Right-wing Rodolfo Hernández, from the League of Anticorruption Leaders, reached 46.85 percent of the votes. Gustavo Petro, born on April 19, 1960 in Ciénaga de Oro, is a renowned politician and social fighter who since his youth was a militant in the April 19 Movement (M-19), an urban guerrilla that participated in the internal armed conflict between 1974 and 1990 when it demobilized under a peace process, a reference in the history of Colombia.
He later became the Democratic Alliance M-19 (AD M-19), the second most important political force in the Constituent Assembly of 1991 and under its acronym, he was elected to the House of Representatives in the elections of that same year.
He is a graduate economist, with specialization in Public Administration and also in Environment and Population Development; he has a master’s degree in Economics and doctorate in New Trends in Business Administration.
Petro served as councilman of Zipaquirá; representative to the Chamber of Congress for Cundinamarca, also for Bogota; Mayor of Bogota and currently senator.
He has received awards such as the Luis Carlos Galan Medal awarded by the congressional ethics commissions for his fight against corruption, the Defender of the Year Award for his work in favor of animal welfare, and the World Climate Leadership Award.
In 1994 he was appointed to the Colombian embassy in Belgium as diplomatic attaché for Human Rights, a position he held until 1996.
In 1998 he ran again to the House of Representatives with the endorsement of the Alternate Way Movement that he had founded together with other former militants of the AD M-19 Party.
During that period, he was elected the best congressman both by his colleagues and by the national press thanks to his denunciations of corruption and his political control debates, among them the one on Paramilitarism in Antioquia.
From 2006 to 2010, he served as Senator of the Republic and at that time he uncovered the scandal of the so-called parapolitics, which showed links of politicians with paramilitary groups, a fact that led him to be elected as the political figure of the year.
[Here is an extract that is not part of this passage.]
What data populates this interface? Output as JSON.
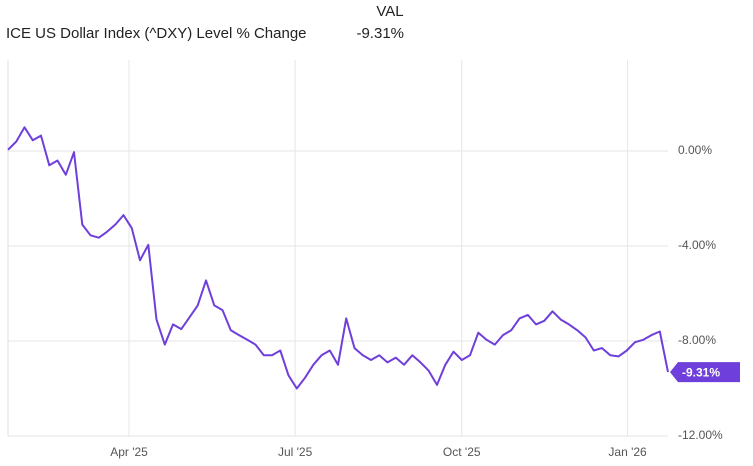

As Mayor of Bogota, a position he held from 2012 to 2015, he created the Secretariat for Women and inaugurated the LGBTI Citizenship Center, installed birth control and abortion centers in cases permitted by law, proposed as government policy to conserve the wetlands of Bogota and plan for the preservation of water in the face of global warming. In 2018 he was a Presidential candidate for the Significant Citizens Movement-Colombia Humana and achieved a historic vote of more than eight million ballots, and by virtue of the Statute of the Opposition, upon reaching the second highest vote in the presidential election, he became a senator, a position he currently holds.
In the legislative elections of last March 13, Petro was elected as candidate of the Historical Pact, with a vote of almost five million ballots, and then appointed environmental activist Francia Márquez as his running mate.
He assured that, should he triumph in the presidential elections, he would resume diplomatic relations with Venezuela, broken since 2019.
The candidate of the coalition of alternative and leftist forces proposes, if he wins the second round, a decent pension for senior citizens who currently do not have it, free and quality public education, the creation of a commission with international prosecutors to curb corruption and an emergency plan against hunger.
He opposes fracking (hydraulic fracturing, a technique to enable or increase the extraction of gas and oil from the subsoil).
Petro said that he would implement the peace and territorial security agreements, deactivate the war, advance in the dialogues with armed groups such as the National Liberation Army to put an end to the internal conflicts in the country.
In addition, he will offer decent housing for the homeless, proposes to recover the economy through rural productivity, care for the environment and promotion of art and culture to build a Colombia in peace.
Finally, he plans to strengthen the public hospital network to guarantee access to the health system for all.